FETÖ ile mücadele edebilmenin olanakları kalmadı. Bugüne kadar yapılan mücadelede; darbecilerle, polis ve asker içindeki öbekleşme ile ortaya çıkan hesaplaşma devam edecek. Ama bu yetmez. Bu FETÖ'nün Türkiye içerisindeki gerçek yapılanmasının çözümlenmesine yardımcı olmaz. FETÖ kendi yapılanmasının bir kısmını feda etti ama öbür kısımda siyasi iktidarın yandaşı gibi görünerek yeni bir hayatiyet kazandı.
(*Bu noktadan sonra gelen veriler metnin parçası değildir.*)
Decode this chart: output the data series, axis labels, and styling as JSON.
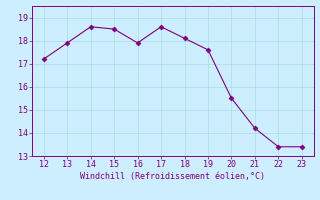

– Peki soruşturmadaki gizlilik hangi amaca hizmet ediyor?
Şimdi Ceza Muhakemesi Kanunu'nda (CMK) bütün soruşturmalar gizlidir diye bir kural var. 157'nci madde. Onu anlıyorum. Ama bu gizlilik CMK'nın genel gizliliği değil. Kaldı ki; bu soruşturma uzun zamandan beri başlatılmış olmasına karşın adeta Demokles'in kılıcı gibi durmakta ve bekletilmektedir. Daha bir tek şüpheli ifadesi alınmamıştır. Öyleyse bu gizlilik nedendir? Peşinen gizlilik kararı verilmesinin hukuk ile bağdaşır yanı olabilir mi? Üstelik bu soruşturma basın savcılığında ve basın suçları kapsamında açılmıştır. Bu gizliliğin kaldırılması gerekmektedir.

‘PARALEL YİNE İŞ BAŞINDA'

– Böyle bir basın suçu olabilir mi? Atlatma haber yapmak ne zamandan beri suç sayılıyor?
Yeri gelmişken hemen altını çizelim öyleyse; Gökmen Ulu'nun haberi ile ilgili yayını ilk önce kim yaptı? Sabah ve Takvim gazeteleri yaptı. “SÖZCÜ, FETÖ'ye hizmet ediyor” gibi haberler yaptılar. O haberlerin üzerinden 10 ay geçti ve bu operasyon gerçekleşti. FETÖ de aynen böyle yapmıyor muydu? Önce kendi yandaş yayınlarında bir haber yaptırıyordu. O haberin arkasından operasyon geliyordu. Demek ki yöntem aynı ve paralel iş başında.